By Brad Lee
When the Dallas Stars visit St. Louis Thursday night, they will bring with them the most controversial player in the entire NHL. Sean Avery tries to be a dick. And he's good at it. But that's not necessarily a bad thing.
The facts are indisputable. Avery led the league in penalty minutes twice while with the Los Angeles Kings. In a 2007 The Hockey News poll, 66 percent of NHL players voted Avery the most hated player in the league. The NHL has fined him for diving and criticizing officials. His actions last year in the playoffs pushed the league to create a rule just for him. He's been accused of making inflammatory comments during games about the race and serious illness of opposing players. In just two games this season he's earned 27 penalty minutes and was given not one but two game misconducts during a single game. Now that is hard to do.
And yet with all that baggage, all the vitriol and all the examples of how he's a Grade A dick, the guy can make a team better. When Avery was in the lineup for the New York Rangers last season, the team was 19 games over .500 with him and four games under without him. The Stars this past summer signed him to a four-year, $15.5 million contract. It should be noted that the contract was offered by Stars general manager Brett Hull, a former teammate and roommate of Avery when both played in Detroit. I would guess Avery's agent accepted the contract without asking his client and immediately declared "no takebacks." It should also be noted that through two games before the Stars host Nashville tonight, Dallas is 0-1-1.
All this and I haven't even mentioned him dating actress Elisha Cuthbert or super model Rachel Hunter or how Avery spent his summer as an intern at Vogue magazine. That summer job caught the attention of ESPN reporter Rachel Nicholls. She did a recent piece on Avery for the news magazine E:60. During their time together, they went clothes shopping and he rated a store's selection of purses. He told a story about stealing his babysitter's dolls to dress them. He also talked about going to fashion shows and making new gay friends in Dallas.
When asked about being named the most hated player in the league, Avery said, "I like it. It's what I do. I try to go out and make the opposing team's life miserable."
Like I said, he tries to be a dick. One example came during a playoff series vs. the New Jersey Devils last season. On one possession Avery parked himself in front of goaltender Martin Brodeur. Instead of putting his back to the goalie like most other players, Avery faced Brodeur holding his stick in the air. He then got as close to the goalie as he could in a "I'm not touching you!" sort of way and commenced waving his stick in Brodeur's face attempting to screen/distract him.
Even while he was doing it, teammate Chris Drury skated over and said something, pretty much telling him to knock it the fuck off. Of course for Avery's sake, he scored a goal the next time down the ice. During the post-series handshake, Brodeur refused to shake Avery's hand. Shortly after the stick waving incident, the league changed a rule (during the postseason, mind you) banning that type of activity. It was immediately called the Avery Rule. The dick even got his own penalty.
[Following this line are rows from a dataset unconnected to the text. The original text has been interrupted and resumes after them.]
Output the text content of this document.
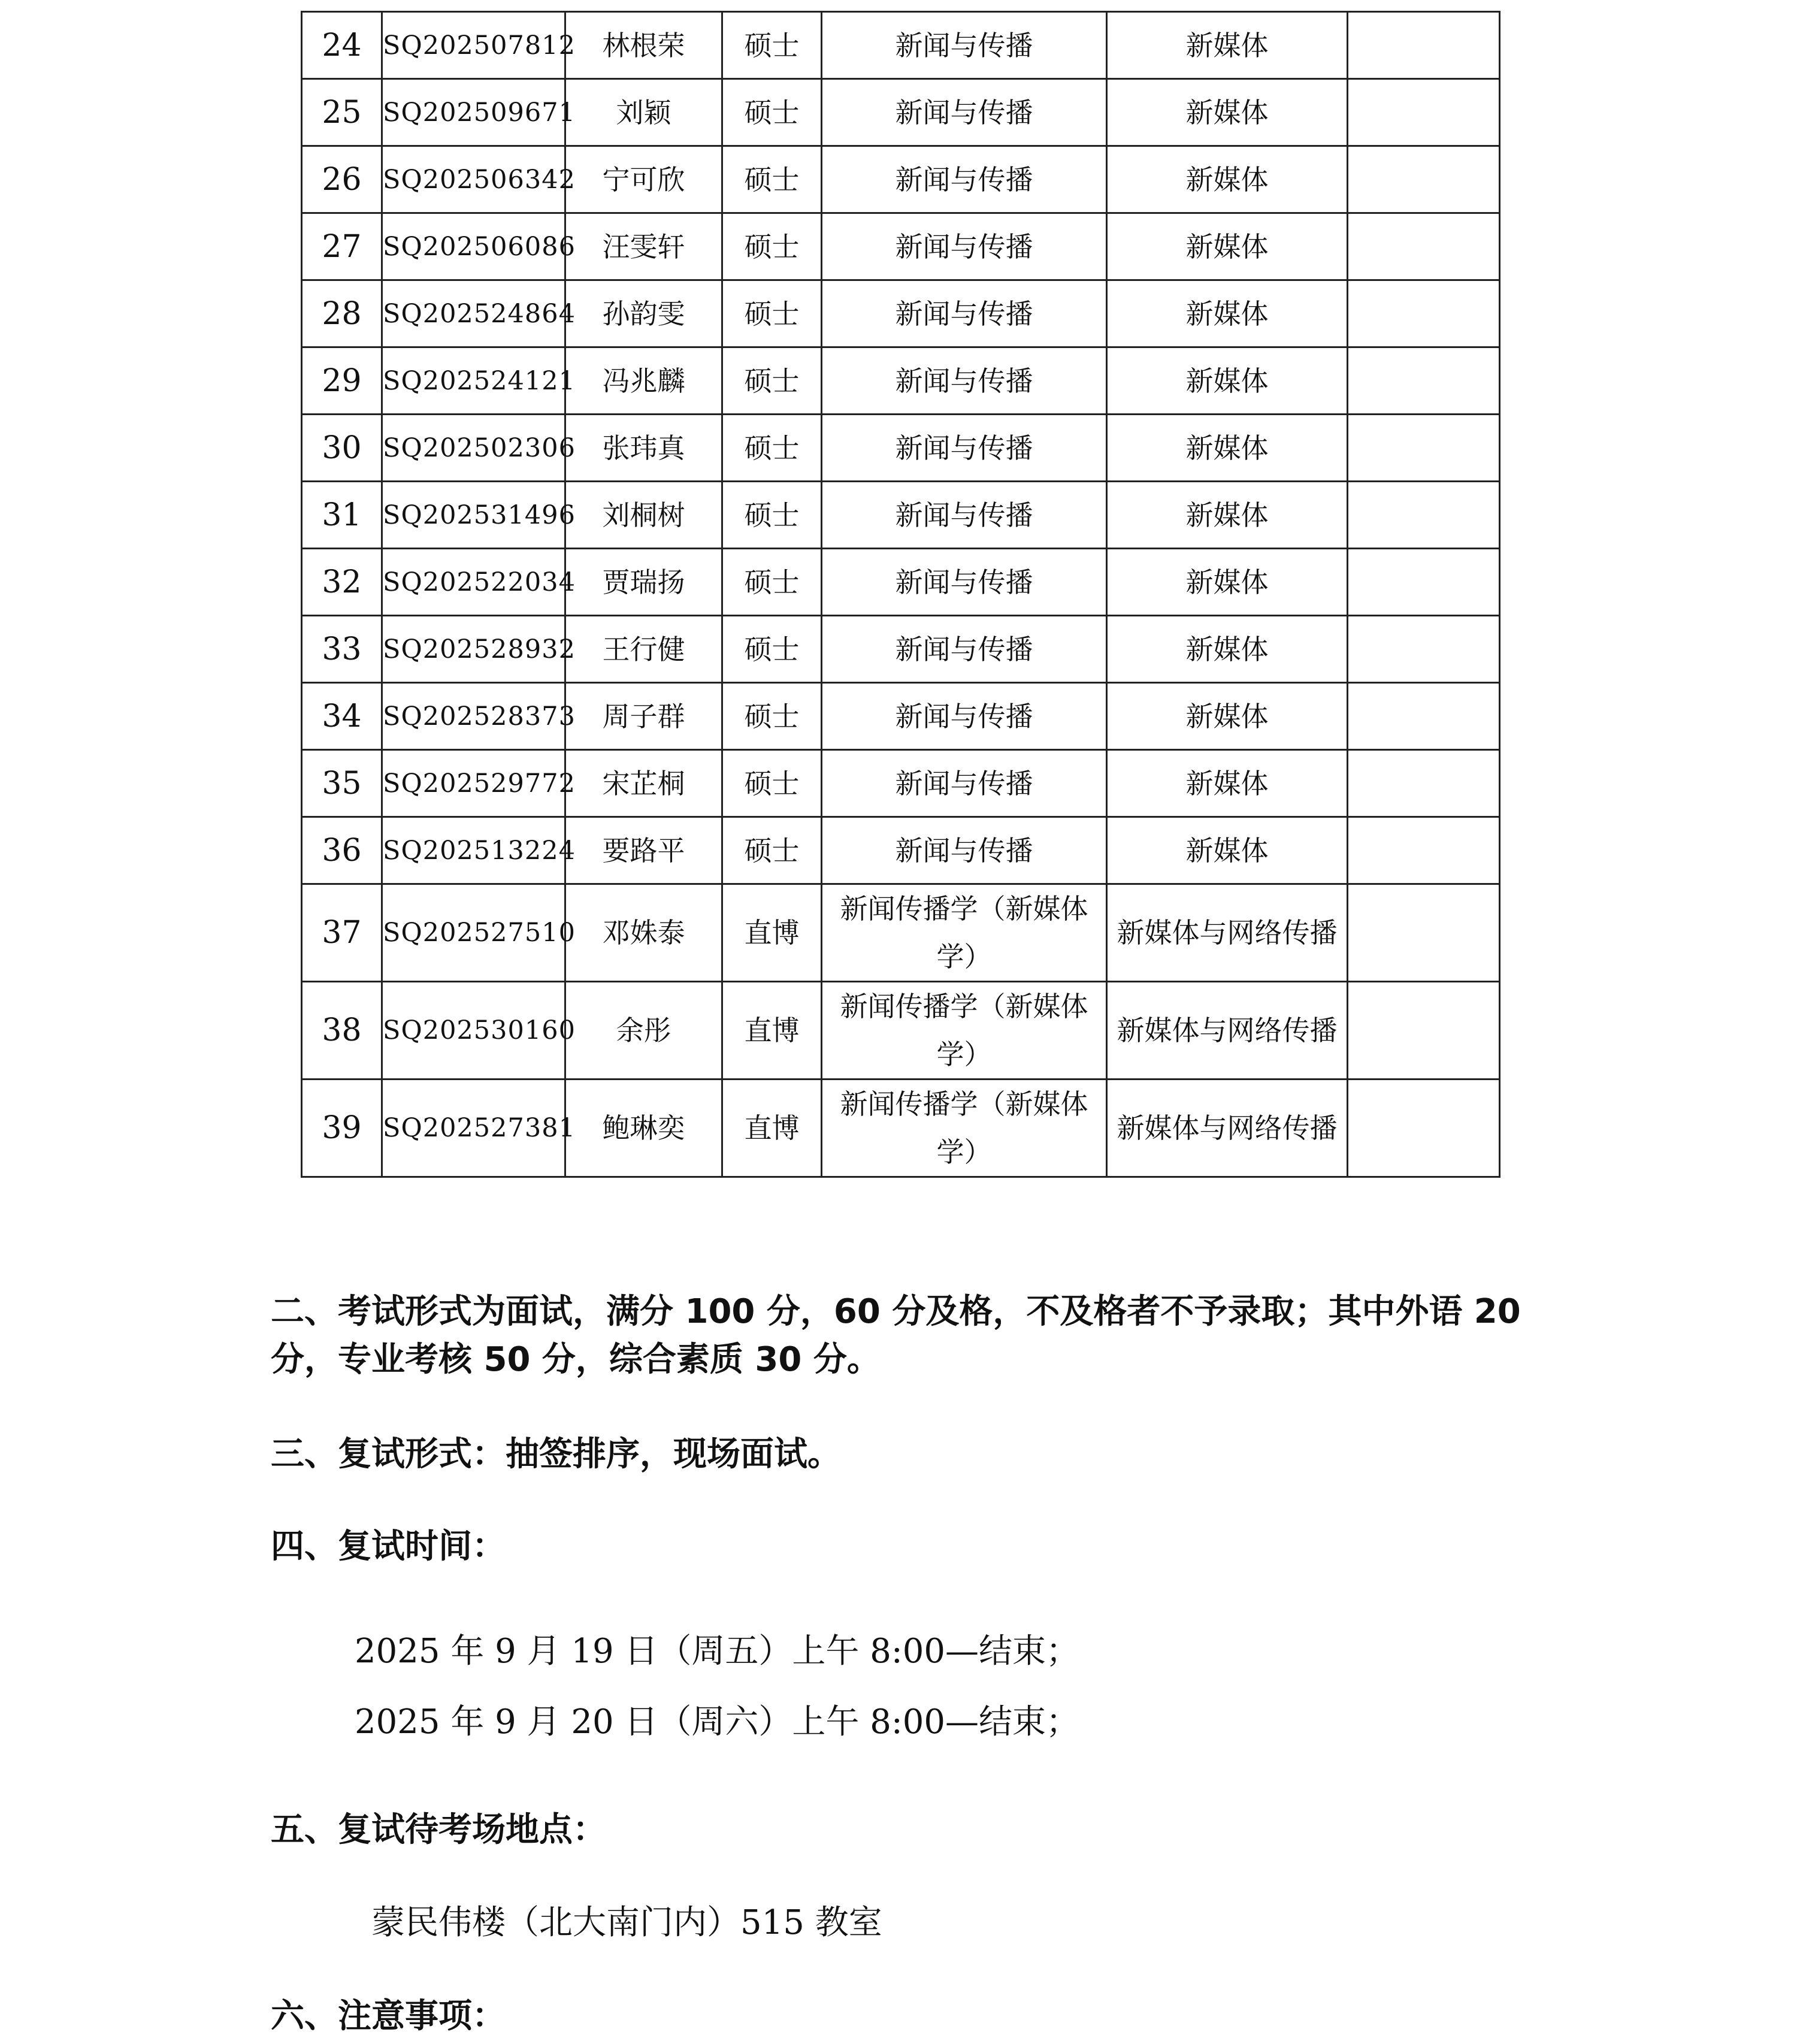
24	SQ202507812	林根荣	硕士	新闻与传播	新媒体	
25	SQ202509671	刘颖	硕士	新闻与传播	新媒体	
26	SQ202506342	宁可欣	硕士	新闻与传播	新媒体	
27	SQ202506086	汪雯轩	硕士	新闻与传播	新媒体	
28	SQ202524864	孙韵雯	硕士	新闻与传播	新媒体	
29	SQ202524121	冯兆麟	硕士	新闻与传播	新媒体	
30	SQ202502306	张玮真	硕士	新闻与传播	新媒体	
31	SQ202531496	刘桐树	硕士	新闻与传播	新媒体	
32	SQ202522034	贾瑞扬	硕士	新闻与传播	新媒体	
33	SQ202528932	王行健	硕士	新闻与传播	新媒体	
34	SQ202528373	周子群	硕士	新闻与传播	新媒体	
35	SQ202529772	宋芷桐	硕士	新闻与传播	新媒体	
36	SQ202513224	要路平	硕士	新闻与传播	新媒体	
37	SQ202527510	邓姝泰	直博	新闻传播学（新媒体学）	新媒体与网络传播	
38	SQ202530160	余彤	直博	新闻传播学（新媒体学）	新媒体与网络传播	
39	SQ202527381	鲍琳奕	直博	新闻传播学（新媒体学）	新媒体与网络传播	
二、考试形式为面试，满分 100 分，60 分及格，不及格者不予录取；其中外语 20 分，专业考核 50 分，综合素质 30 分。
三、复试形式：抽签排序，现场面试。
四、复试时间：
2025 年 9 月 19 日（周五）上午 8:00—结束；
2025 年 9 月 20 日（周六）上午 8:00—结束；
五、复试待考场地点：
蒙民伟楼（北大南门内）515 教室
六、注意事项：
"It would certainly be good for the game if we marketed the game. But the NHL does a terrible job of marketing. They haven't figured it out that villains and heroes are what sells," Avery said in the ESPN interview. "Our commissioner hasn't realized that he needs to do a better job of marketing the game and the players in it. No one cares about Jarome Ignila and guys like that. They're not exciting enough."
Now there's a guy who gets it. What Avery is saying is the secret to professional wrestling's enduring popularity. Every WWE match has a hero and a heel. The fashion thing, the Hollywood girlfriends, the antics on the ice and the sound bytes off it, the whole package equates to a character he's playing. And his whole message is that the league needs more characters. I can't agree more.
Too many players in the NHL are small town, down to earth, quiet Canadian farm boys. Or they're from Sweden or Russia or some other Eastern European country and barely speak English much less show a personality.
Sure the NHL needs to market its star players like Crosby and Ovechkin. That's easy. But those are just two guys in a league of 30 teams covering two countries that spans from southern Florida to Vancouver in British Columbia. If this was baseball, reporters would talk about Avery being Avery. In football he'd be talked about like Chad Ocho Whatthefucko and TO. But in a conservative, white-bred sport like hockey, he's targeted. Sure he's earned the hate, but why aren't there more like him? In the halcyon days of the Blues-Blackhawks rivalry, St. Louis fans loved to hate Chelios, Roenick, Goulet, Larmer and Belfour. Especially Belfour. Hate breeds rivalries. Rivalries sell tickets.
So when Avery takes the ice at Scottrade tomorrow (assuming he's not suspended or something), it's cool to boo him. And it's also cool to cheer when he gets his ass kicked by Cam Janssen. After all, he's still a dick.